How to avoid running an expensive sub-query twice in a union


I want to union two queries. Both queries use an inner join into a data set, that is very intensive to compute, but the dataset query is the same for both queries. For example:

SELECT veggie_id
FROM potatoes
INNER JOIN ( [...] ) massive_market
    ON massive_market.potato_id=potatoes.potato_id
UNION
SELECT veggie_id
FROM carrots
INNER JOIN ( [...] ) massive_market
    ON massive_market.carrot_id=carrots.carrot_id

Where [...] corresponds to a subquery that takes a second to compute, and returns rows of at least carrot_id and potato_id.

I want to avoid having the query for massive_market [...] twice in my overal query.

Whats the best way to do this?


Solution

  • The goal is to pull all repeated query-strings out of the list of query-strings requiring the repeated query-strings.

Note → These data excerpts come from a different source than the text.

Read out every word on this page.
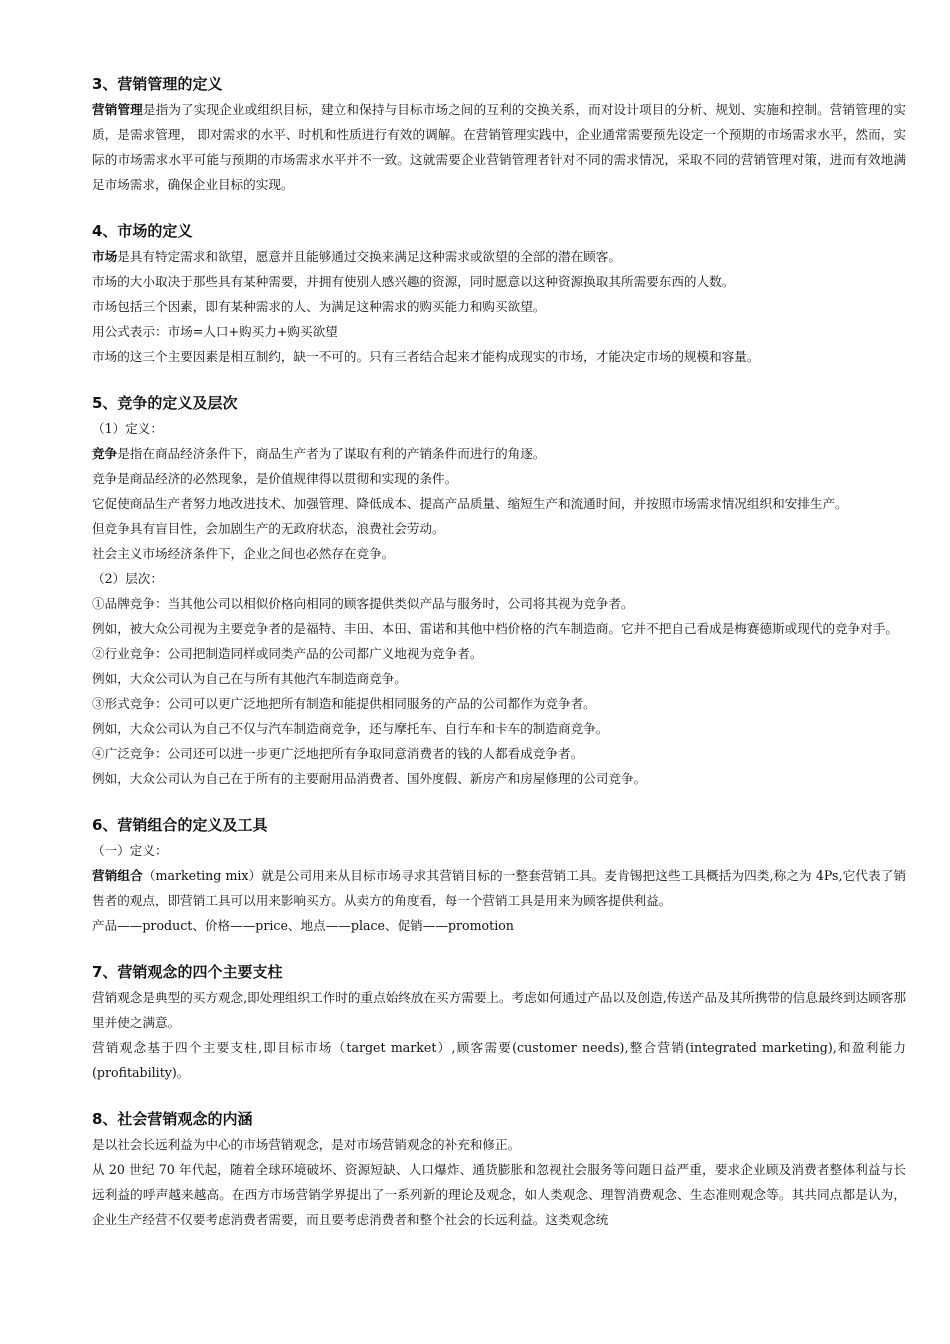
3、营销管理的定义

营销管理是指为了实现企业或组织目标，建立和保持与目标市场之间的互利的交换关系，而对设计项目的分析、规划、实施和控制。营销管理的实质，是需求管理， 即对需求的水平、时机和性质进行有效的调解。在营销管理实践中，企业通常需要预先设定一个预期的市场需求水平，然而，实际的市场需求水平可能与预期的市场需求水平并不一致。这就需要企业营销管理者针对不同的需求情况，采取不同的营销管理对策，进而有效地满足市场需求，确保企业目标的实现。

4、市场的定义

市场是具有特定需求和欲望，愿意并且能够通过交换来满足这种需求或欲望的全部的潜在顾客。

市场的大小取决于那些具有某种需要，并拥有使别人感兴趣的资源，同时愿意以这种资源换取其所需要东西的人数。

市场包括三个因素，即有某种需求的人、为满足这种需求的购买能力和购买欲望。

用公式表示：市场=人口+购买力+购买欲望

市场的这三个主要因素是相互制约，缺一不可的。只有三者结合起来才能构成现实的市场，才能决定市场的规模和容量。

5、竞争的定义及层次

（1）定义：

竞争是指在商品经济条件下，商品生产者为了谋取有利的产销条件而进行的角逐。

竞争是商品经济的必然现象，是价值规律得以贯彻和实现的条件。

它促使商品生产者努力地改进技术、加强管理、降低成本、提高产品质量、缩短生产和流通时间，并按照市场需求情况组织和安排生产。

但竞争具有盲目性，会加剧生产的无政府状态，浪费社会劳动。

社会主义市场经济条件下，企业之间也必然存在竞争。

（2）层次：

①品牌竞争：当其他公司以相似价格向相同的顾客提供类似产品与服务时，公司将其视为竞争者。

例如，被大众公司视为主要竞争者的是福特、丰田、本田、雷诺和其他中档价格的汽车制造商。它并不把自己看成是梅赛德斯或现代的竞争对手。

②行业竞争：公司把制造同样或同类产品的公司都广义地视为竞争者。

例如，大众公司认为自己在与所有其他汽车制造商竞争。

③形式竞争：公司可以更广泛地把所有制造和能提供相同服务的产品的公司都作为竞争者。

例如，大众公司认为自己不仅与汽车制造商竞争，还与摩托车、自行车和卡车的制造商竞争。

④广泛竞争：公司还可以进一步更广泛地把所有争取同意消费者的钱的人都看成竞争者。

例如，大众公司认为自己在于所有的主要耐用品消费者、国外度假、新房产和房屋修理的公司竞争。

6、营销组合的定义及工具

（一）定义：

营销组合（marketing mix）就是公司用来从目标市场寻求其营销目标的一整套营销工具。麦肯锡把这些工具概括为四类,称之为 4Ps,它代表了销售者的观点，即营销工具可以用来影响买方。从卖方的角度看，每一个营销工具是用来为顾客提供利益。

产品——product、价格——price、地点——place、促销——promotion

7、营销观念的四个主要支柱

营销观念是典型的买方观念,即处理组织工作时的重点始终放在买方需要上。考虑如何通过产品以及创造,传送产品及其所携带的信息最终到达顾客那里并使之满意。

营销观念基于四个主要支柱,即目标市场（target market）,顾客需要(customer needs),整合营销(integrated marketing),和盈利能力(profitability)。

8、社会营销观念的内涵

是以社会长远利益为中心的市场营销观念，是对市场营销观念的补充和修正。

从 20 世纪 70 年代起，随着全球环境破坏、资源短缺、人口爆炸、通货膨胀和忽视社会服务等问题日益严重，要求企业顾及消费者整体利益与长远利益的呼声越来越高。在西方市场营销学界提出了一系列新的理论及观念，如人类观念、理智消费观念、生态准则观念等。其共同点都是认为，企业生产经营不仅要考虑消费者需要，而且要考虑消费者和整个社会的长远利益。这类观念统
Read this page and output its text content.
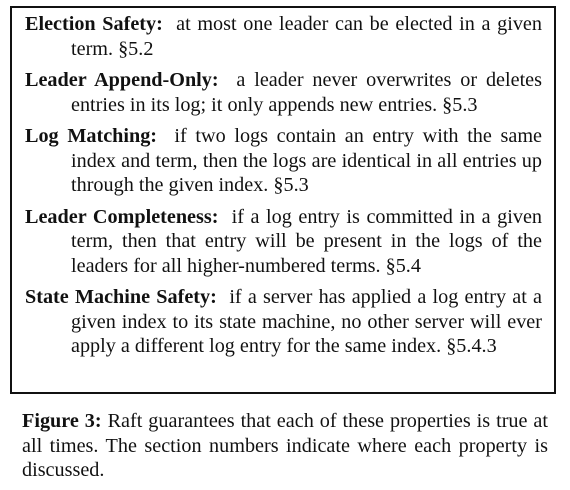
Election Safety: at most one leader can be elected in a given term. §5.2
Leader Append-Only: a leader never overwrites or deletes entries in its log; it only appends new entries. §5.3
Log Matching: if two logs contain an entry with the same index and term, then the logs are identical in all entries up through the given index. §5.3
Leader Completeness: if a log entry is committed in a given term, then that entry will be present in the logs of the leaders for all higher-numbered terms. §5.4
State Machine Safety: if a server has applied a log entry at a given index to its state machine, no other server will ever apply a different log entry for the same index. §5.4.3
Figure 3: Raft guarantees that each of these properties is true at all times. The section numbers indicate where each property is discussed.
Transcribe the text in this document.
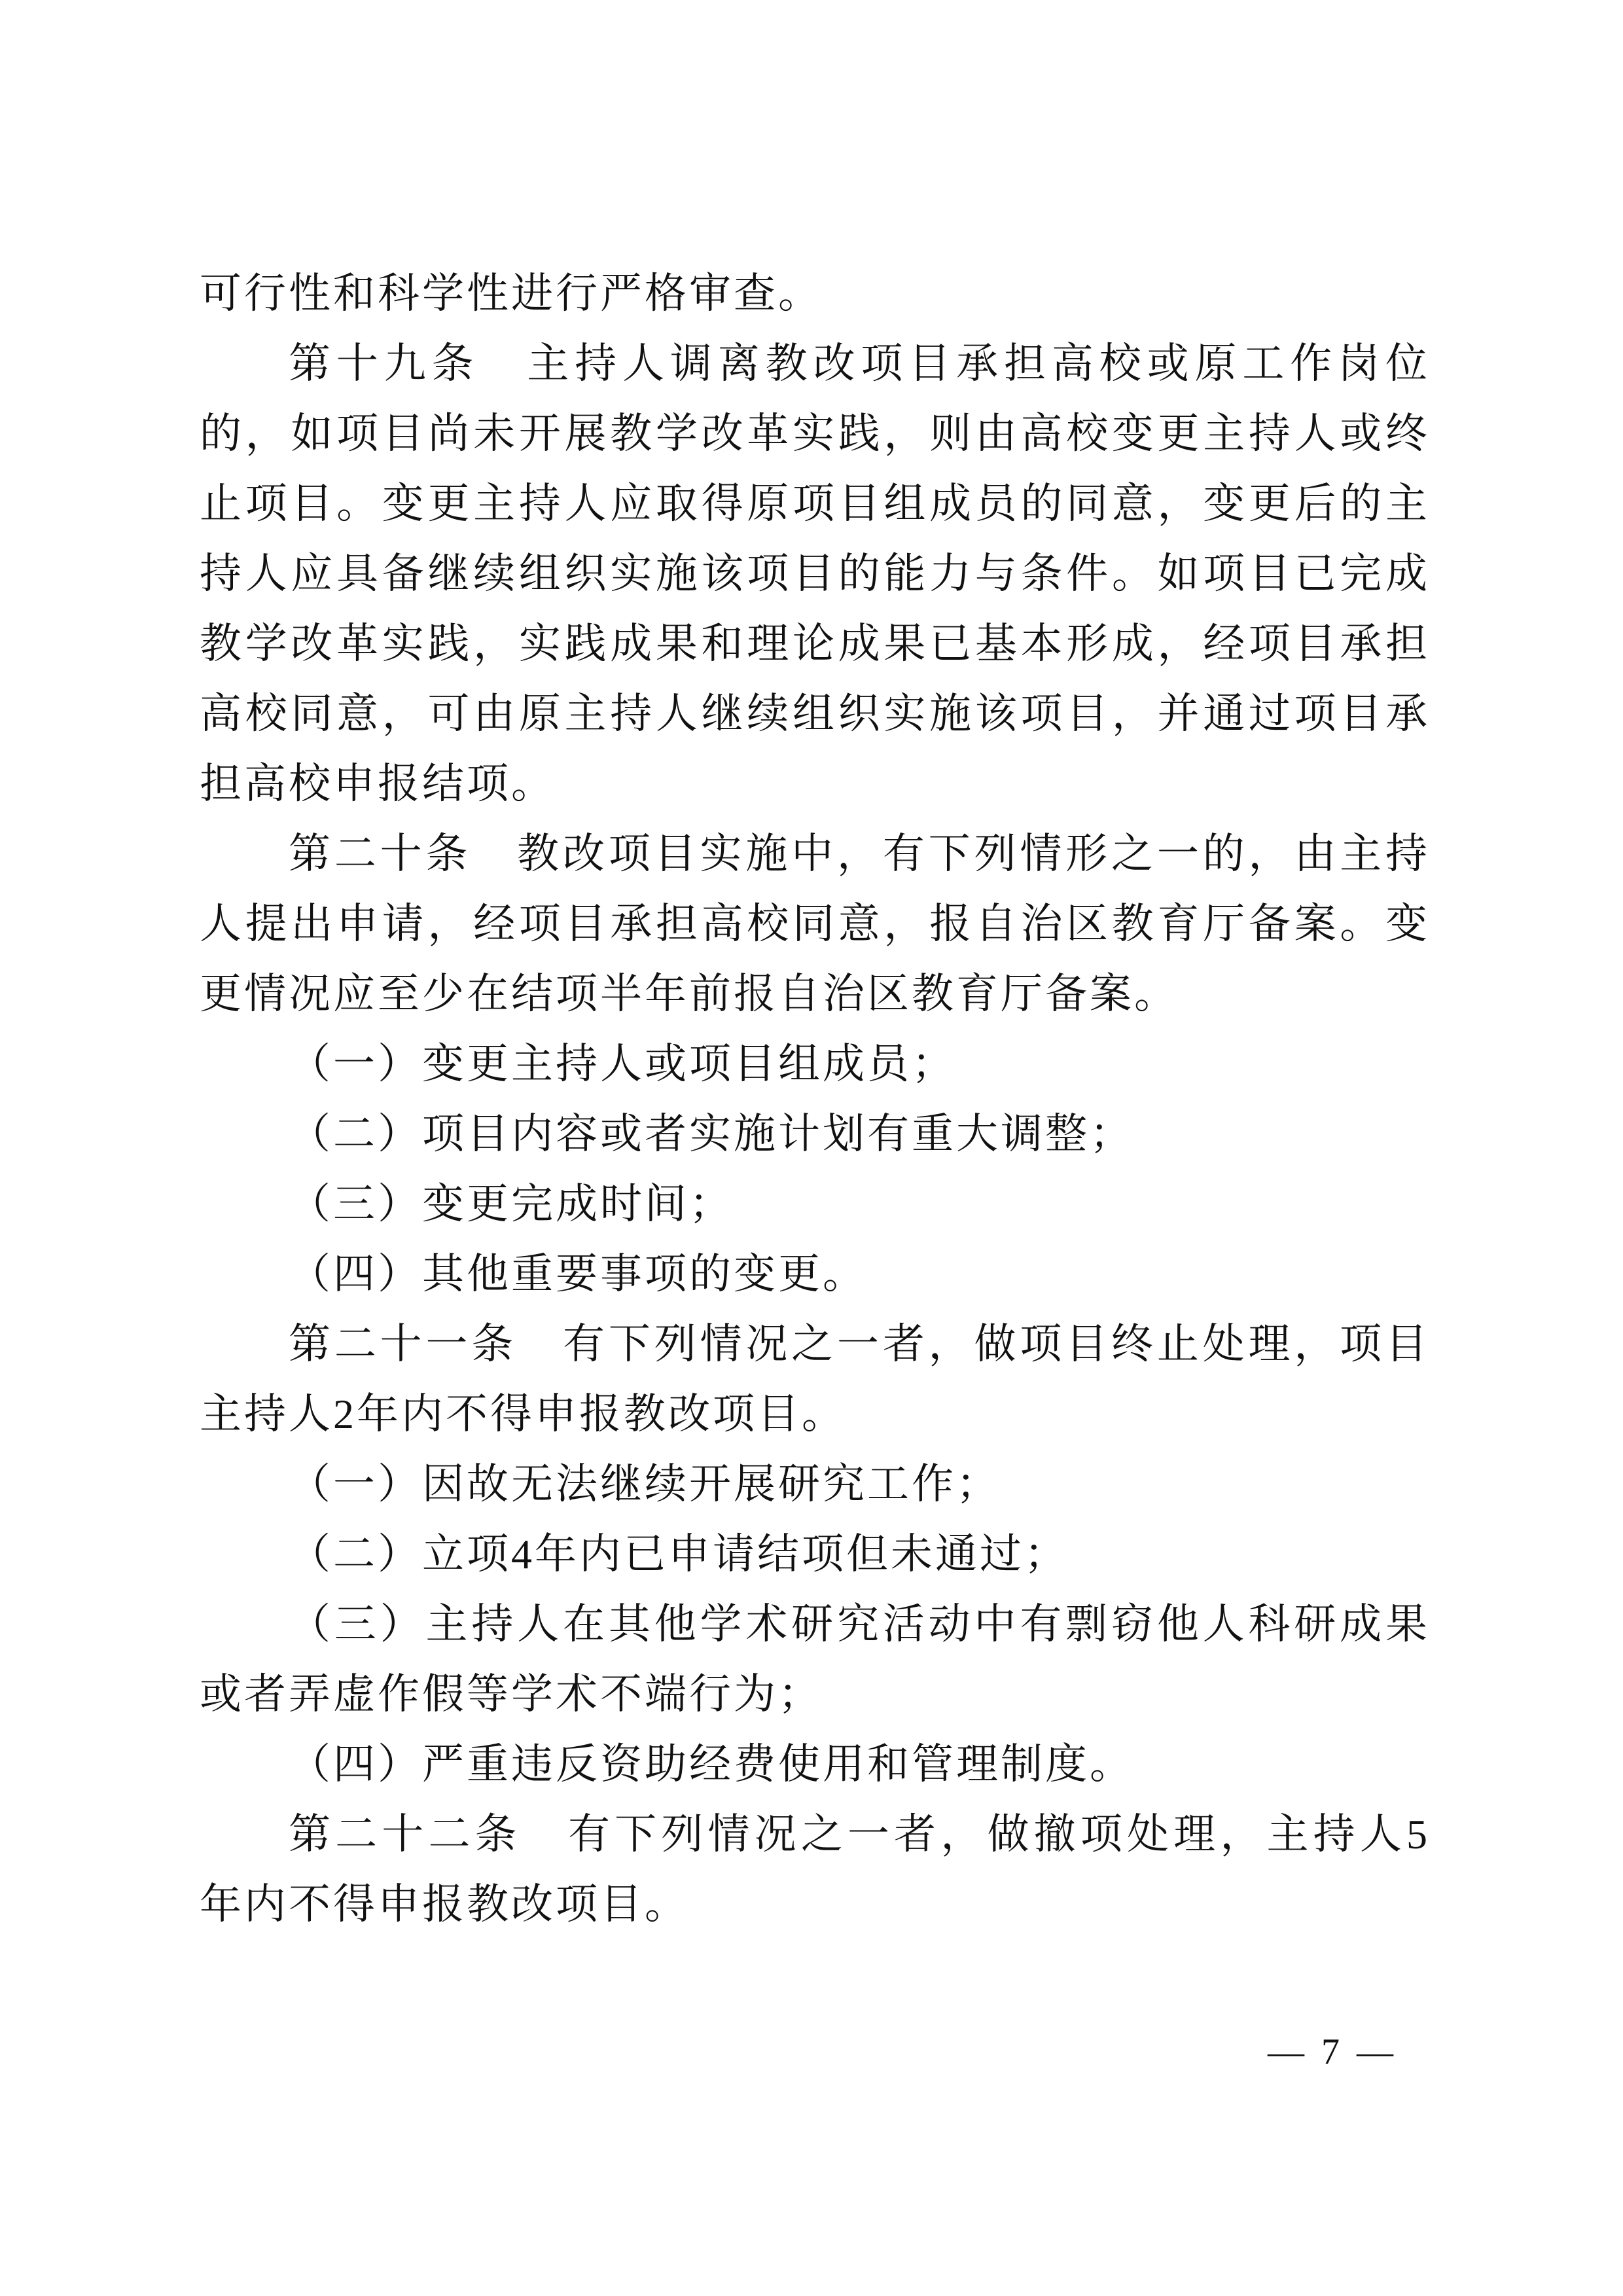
可行性和科学性进行严格审查。
第十九条　主持人调离教改项目承担高校或原工作岗位
的，如项目尚未开展教学改革实践，则由高校变更主持人或终
止项目。变更主持人应取得原项目组成员的同意，变更后的主
持人应具备继续组织实施该项目的能力与条件。如项目已完成
教学改革实践，实践成果和理论成果已基本形成，经项目承担
高校同意，可由原主持人继续组织实施该项目，并通过项目承
担高校申报结项。
第二十条　教改项目实施中，有下列情形之一的，由主持
人提出申请，经项目承担高校同意，报自治区教育厅备案。变
更情况应至少在结项半年前报自治区教育厅备案。
（一）变更主持人或项目组成员；
（二）项目内容或者实施计划有重大调整；
（三）变更完成时间；
（四）其他重要事项的变更。
第二十一条　有下列情况之一者，做项目终止处理，项目
主持人2年内不得申报教改项目。
（一）因故无法继续开展研究工作；
（二）立项4年内已申请结项但未通过；
（三）主持人在其他学术研究活动中有剽窃他人科研成果
或者弄虚作假等学术不端行为；
（四）严重违反资助经费使用和管理制度。
第二十二条　有下列情况之一者，做撤项处理，主持人5
年内不得申报教改项目。
— 7 —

So I kept potatoes and carrots within one unionizing subquery, and placed massive_market afterwards and outside this unification.

    This seems obrvious, but my question originated from a much more complex query, and the work needed to pull this strategy off was a bit more involving in my case. For my simple example in my question above, this would resolve in something like:

    SELECT veggie_id 
    FROM (
      SELECT veggie_id, potato_id, NULL AS carrot_id FROM potatoes
      UNION
      SELECT veggie_id, NULL AS potato_id, carrot_id FROM carrots
    ) unionized
    INNER JOIN ( [...] ) massive_market
      ON massive_market.potato_id=unionized.potato_id 
        OR massive_market.carrot_id=unionized.carrot_id